El viaje en taxi solo sirvió como recordatorio a su estómago
que iba vacío. El tráfico de la ciudad le quitó media hora más y a las 10
estaba pagando 120 pesos frente a la entrada del museo.
Marcó a su compañero, rezando porque su pila no muriera. El
compañero le avisó que ya habían terminado el recorrido y debía alcanzarlos
para que la maestra lo viera. En la entrada explicó que venía con un grupo de
estudiantes, pero la recepcionista le dijo que su maestra solo había pagado los
boletos de las personas que ingresaron. Pagó su boleto dejando su cartera en
ceros. Preguntó por la última sección y estaba en el último piso, subió dejando
los pulmones en el tercer piso y encontró a su maestra, le explicó la situación
y le dio las indicaciones de las notas que debía de tomar. “Y va para
calificación.” Especificó.
Solo, con hambre, frío, sueño, sed, un poco de náuseas y un
dolor de cabeza insoportable inició el recorrido más triste que se pueda tener
en un museo, las desgracias de la humanidad concentradas en un solo lugar,
entre genocidios y campos de concentración se soltó a llorar. “Este mundo es
una mierda” pensaba mientras tomaba las notas correspondientes. En ese momento
sólo se acordaba de su mamá, necesitaba un abrazo y alguien que le dijera que
el día iba a mejorar.
Terminó el recorrido y ya estaba totalmente deprimido.

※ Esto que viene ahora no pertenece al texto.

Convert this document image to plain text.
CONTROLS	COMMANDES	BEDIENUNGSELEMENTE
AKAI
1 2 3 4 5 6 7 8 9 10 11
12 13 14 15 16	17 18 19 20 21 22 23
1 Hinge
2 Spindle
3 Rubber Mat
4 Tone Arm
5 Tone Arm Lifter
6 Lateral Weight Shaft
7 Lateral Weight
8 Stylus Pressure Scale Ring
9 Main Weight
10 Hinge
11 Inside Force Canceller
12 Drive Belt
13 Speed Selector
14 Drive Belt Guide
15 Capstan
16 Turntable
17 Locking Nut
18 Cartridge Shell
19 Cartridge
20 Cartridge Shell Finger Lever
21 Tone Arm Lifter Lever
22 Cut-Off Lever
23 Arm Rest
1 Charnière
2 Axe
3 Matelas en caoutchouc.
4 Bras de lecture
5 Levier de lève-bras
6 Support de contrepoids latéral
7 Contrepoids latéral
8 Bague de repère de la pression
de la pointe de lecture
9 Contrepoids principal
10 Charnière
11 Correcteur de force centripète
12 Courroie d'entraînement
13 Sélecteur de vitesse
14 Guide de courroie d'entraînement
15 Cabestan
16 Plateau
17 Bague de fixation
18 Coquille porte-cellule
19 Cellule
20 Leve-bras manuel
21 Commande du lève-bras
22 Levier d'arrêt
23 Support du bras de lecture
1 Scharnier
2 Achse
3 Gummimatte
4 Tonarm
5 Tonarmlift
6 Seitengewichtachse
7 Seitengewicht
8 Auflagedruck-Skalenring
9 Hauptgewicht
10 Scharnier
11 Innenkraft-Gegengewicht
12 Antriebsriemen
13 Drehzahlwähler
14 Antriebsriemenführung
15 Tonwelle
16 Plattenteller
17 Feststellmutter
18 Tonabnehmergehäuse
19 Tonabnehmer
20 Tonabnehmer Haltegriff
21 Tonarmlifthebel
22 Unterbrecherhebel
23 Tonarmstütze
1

Días antes, había quedado con su hermana de ir a comer ése
sábado, su celular estaba a punto de apagarse y logró escribir en su libreta el
número de su hermana. Cuando salió del museo pidió a su compañero una llamada y
le habló, ella le indicó que lo recogería en el zócalo junto a la bandera. Sí,
ya iba a comer, con su hermana, se podía bañar, iba a descansar y podría desahogarse
de la peor mañana de su vida.
Junto a la bandera esperó durante 10 minutos, el sol empezó a
calentarlo mientras pasaba gente de todo tipo, políticos, vendedores
ambulantes, payasos con globos, monjas, y a lo lejos distinguió la silueta de
su hermana quien se acercaba con una sonrisa en la boca, nuestro joven se
emocionó al verla y después de saludarla con un beso y un abrazo preguntó:
-¿En dónde estás estacionada?
-No me traje el carro, ¡cómo crees, nos vamos en bici!